All of the projects avoided ghetto-ization of refugee population and the CRDA-E program worked on improving relations between the refugee and local populations by providing assistance to both groups. In a number of cases, both refugee and domiciled populations received benefits from CRDA-E projects, particularly related to projects that built transformer stations and roads or reconstructed health clinics. The CRDA-E program provided significant support for implementation of advocacy campaigns such as promoting the legalization of houses that were very often built without permits.
Economic Development: ADF strongly supported refugees and internally displaced persons that were resettled heavily in Vojvodina, largely because of its large areas of unused farm lands. These groups have mostly been promoting vegetable production near Novi Sad and fruit production near Novi Slankerman. ADF assisted in incorporating the farmers into local cooperatives, which increased their integration into the local economy and allowed for a shared forum of knowledge, training and market information.

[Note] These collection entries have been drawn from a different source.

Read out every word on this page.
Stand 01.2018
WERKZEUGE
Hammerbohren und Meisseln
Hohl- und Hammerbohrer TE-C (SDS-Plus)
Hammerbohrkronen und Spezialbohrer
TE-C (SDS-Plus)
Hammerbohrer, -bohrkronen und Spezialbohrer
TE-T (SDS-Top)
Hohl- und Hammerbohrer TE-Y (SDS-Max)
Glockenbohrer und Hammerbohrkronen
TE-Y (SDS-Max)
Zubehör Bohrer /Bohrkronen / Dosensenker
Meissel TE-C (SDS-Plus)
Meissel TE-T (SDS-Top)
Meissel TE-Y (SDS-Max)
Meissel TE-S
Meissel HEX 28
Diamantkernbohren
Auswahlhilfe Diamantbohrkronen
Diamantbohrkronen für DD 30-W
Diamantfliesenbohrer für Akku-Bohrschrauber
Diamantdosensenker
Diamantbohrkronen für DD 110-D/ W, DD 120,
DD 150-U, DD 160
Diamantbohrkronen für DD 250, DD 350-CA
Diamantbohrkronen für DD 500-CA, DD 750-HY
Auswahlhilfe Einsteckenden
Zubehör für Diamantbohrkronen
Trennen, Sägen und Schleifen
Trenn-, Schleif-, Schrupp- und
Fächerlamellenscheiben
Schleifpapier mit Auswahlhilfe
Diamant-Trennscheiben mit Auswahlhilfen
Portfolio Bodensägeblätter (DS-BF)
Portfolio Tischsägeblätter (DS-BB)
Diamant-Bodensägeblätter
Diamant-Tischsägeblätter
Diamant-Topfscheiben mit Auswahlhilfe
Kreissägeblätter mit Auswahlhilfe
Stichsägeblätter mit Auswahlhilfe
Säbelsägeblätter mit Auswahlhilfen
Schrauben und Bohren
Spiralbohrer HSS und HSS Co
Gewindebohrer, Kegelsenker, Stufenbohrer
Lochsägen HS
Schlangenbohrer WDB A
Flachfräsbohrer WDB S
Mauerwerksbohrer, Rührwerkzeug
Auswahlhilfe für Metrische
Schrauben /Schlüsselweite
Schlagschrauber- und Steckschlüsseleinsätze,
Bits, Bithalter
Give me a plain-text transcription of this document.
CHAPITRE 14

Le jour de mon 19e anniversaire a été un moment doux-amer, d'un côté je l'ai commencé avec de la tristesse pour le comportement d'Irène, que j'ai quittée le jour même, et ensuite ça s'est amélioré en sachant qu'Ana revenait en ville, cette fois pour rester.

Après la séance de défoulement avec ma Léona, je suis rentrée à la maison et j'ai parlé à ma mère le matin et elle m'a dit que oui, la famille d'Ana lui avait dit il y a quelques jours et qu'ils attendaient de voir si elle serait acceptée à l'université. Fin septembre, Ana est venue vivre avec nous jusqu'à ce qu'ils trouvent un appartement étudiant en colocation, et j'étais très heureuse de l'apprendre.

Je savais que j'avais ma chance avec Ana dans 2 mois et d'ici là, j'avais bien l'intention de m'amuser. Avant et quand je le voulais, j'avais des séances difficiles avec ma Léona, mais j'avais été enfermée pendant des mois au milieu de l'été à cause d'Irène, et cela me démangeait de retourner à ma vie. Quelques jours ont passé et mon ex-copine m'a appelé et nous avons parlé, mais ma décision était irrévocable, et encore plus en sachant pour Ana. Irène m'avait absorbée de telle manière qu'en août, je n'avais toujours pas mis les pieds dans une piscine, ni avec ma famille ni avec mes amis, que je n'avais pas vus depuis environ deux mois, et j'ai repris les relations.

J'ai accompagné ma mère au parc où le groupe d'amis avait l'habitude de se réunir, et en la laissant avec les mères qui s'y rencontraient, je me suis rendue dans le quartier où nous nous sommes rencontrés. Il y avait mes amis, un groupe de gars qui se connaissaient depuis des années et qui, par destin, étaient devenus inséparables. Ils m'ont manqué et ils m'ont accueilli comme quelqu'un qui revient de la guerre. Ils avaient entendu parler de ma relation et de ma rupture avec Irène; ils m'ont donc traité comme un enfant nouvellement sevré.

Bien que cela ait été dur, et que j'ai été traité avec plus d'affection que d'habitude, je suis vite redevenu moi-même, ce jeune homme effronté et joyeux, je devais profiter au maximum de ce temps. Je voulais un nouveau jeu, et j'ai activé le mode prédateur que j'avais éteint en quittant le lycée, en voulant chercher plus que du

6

To assist these vulnerable groups and ethnic minorities, ADF’s small and medium enterprise (SME) assistance approach built upon regional development experience in creating loan facilitation, access to credit and women’s handicraft cooperatives. ADF fostered the growth of small scale enterprises formed natural production and marketing chains. In our program in Vojvodina, ADF was able to help local assistance groups to selectively choose successful cluster groups according to the Porter school of thought on cluster economics. ADF devised clusters of dynamic semi-cohesive groups from a region suffering from the economic cost of supporting the absorption of 20% to 30% of Serbia’s total population of refugees and internally displaced persons (IDP). ADF formed cooperatives of small farmers, some of which were entirely refugee or IDP Serbs and others were mainly Hungarians, Croatians, Romanians, Ruthenians, and Roma. Despite the ethnic differences, the tools of using microfinance, loan facilitation, and donations of capital goods have proved to be powerful incentives to form cooperatives. The farmers themselves contributed an average 100 Euro each to initiate the organization.